Michel Girouard et Yvon Lamontagne parlent durant une dizaine de minutes dans le bureau, la porte ouverte. 

À un moment, Me Girouard glisse une enveloppe à Lamontagne. Il dira au CCM, en janvier 2013, qu'il voulait rembourser au commerçant l'achat de vidéos dont il préférait que la nature n'apparaisse pas à son dossier client.

Les images de cette rencontre, comme toutes celles captées dans le bureau de Lamontagne, se sont retrouvées entre les mains des enquêteurs du projet Écrevisse.

Dans un bref témoignage lundi, le juge Girouard n'a pas fait référence au paiement de films. 

Il a simplement maintenu que le seul but de sa visite à Lamontagne était de discuter d'un dossier de nature fiscale. 

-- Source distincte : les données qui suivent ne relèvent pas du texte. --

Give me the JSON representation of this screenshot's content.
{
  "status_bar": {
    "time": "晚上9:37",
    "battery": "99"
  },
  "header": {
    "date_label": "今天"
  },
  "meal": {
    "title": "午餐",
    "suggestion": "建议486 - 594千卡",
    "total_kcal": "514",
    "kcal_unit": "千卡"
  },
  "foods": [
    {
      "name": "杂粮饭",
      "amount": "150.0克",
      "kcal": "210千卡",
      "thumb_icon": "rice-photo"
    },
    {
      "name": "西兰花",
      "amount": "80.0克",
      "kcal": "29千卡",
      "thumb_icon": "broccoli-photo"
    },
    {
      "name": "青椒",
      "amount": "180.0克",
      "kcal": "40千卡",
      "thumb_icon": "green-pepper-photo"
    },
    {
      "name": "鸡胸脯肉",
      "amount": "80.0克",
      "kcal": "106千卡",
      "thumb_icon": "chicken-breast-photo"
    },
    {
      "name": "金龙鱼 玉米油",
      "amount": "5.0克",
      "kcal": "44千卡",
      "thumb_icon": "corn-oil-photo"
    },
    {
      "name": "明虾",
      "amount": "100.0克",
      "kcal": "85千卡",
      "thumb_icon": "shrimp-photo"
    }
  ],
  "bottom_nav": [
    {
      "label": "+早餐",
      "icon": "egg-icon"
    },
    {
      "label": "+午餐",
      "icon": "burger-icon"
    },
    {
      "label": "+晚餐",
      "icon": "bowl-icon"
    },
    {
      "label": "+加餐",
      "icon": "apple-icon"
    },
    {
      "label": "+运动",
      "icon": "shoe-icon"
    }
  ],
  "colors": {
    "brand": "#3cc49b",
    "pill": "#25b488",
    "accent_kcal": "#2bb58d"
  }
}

Le magistrat a souligné que dans un petit milieu comme l'Abitibi, la diffusion de telles images peut avoir des conséquences énormes. «Si quelqu'un pense que ça n'a pas d'impact sur ma vie privée, sur celle de ma femme et de mes enfants, ils sont dans l'erreur», a commenté le juge Girouard, d'une voix empreinte d'émotion.

Le comité d'enquête devrait annoncer aujourd'hui si la vidéo est admissible en preuve.

Une allégation principale

D'entrée de jeu, le comité d'enquête du conseil canadien de la magistrature, présidé par le juge en chef du Manitoba Richard Chartier, a annoncé son intention de se concentrer uniquement, pour le moment, sur la transaction alléguée au club vidéo, survenue alors que l'avocat attendait d'accéder à la Cour supérieure.

Au total, le juge Girouard doit répondre de cinq chefs regroupés dans un avis d'allégations déposé par l'avocate indépendante MMarie Cossette, spécialisée dans les commissions d'enquête.

L'avocate indépendante a insisté sur le fait que jamais Michel Girouard n'a été visé par les enquêteurs de la Sûreté du Québec affectés au projet Écrevisse. 

Suspendu depuis 2012

Juge résident à Rouyn-Noranda, Michel Girouard a été suspendu de ses fonctions depuis le dépôt de la plainte au CCM, en novembre 2012.

Au terme de l'enquête publique, dont l'audition est prévue jusqu'au 15 mai, le comité sera chargé de décider si le juge Girouard s'est rendu inapte à exercer sa fonction et s'il doit être destitué.

Aucune réponse obtenue lors de l'enquête n'est admissible en preuve pour une cause criminelle.

Interpellé par les médias après la pause du dîner, le juge Michel Girouard a dit «avoir confiance au comité».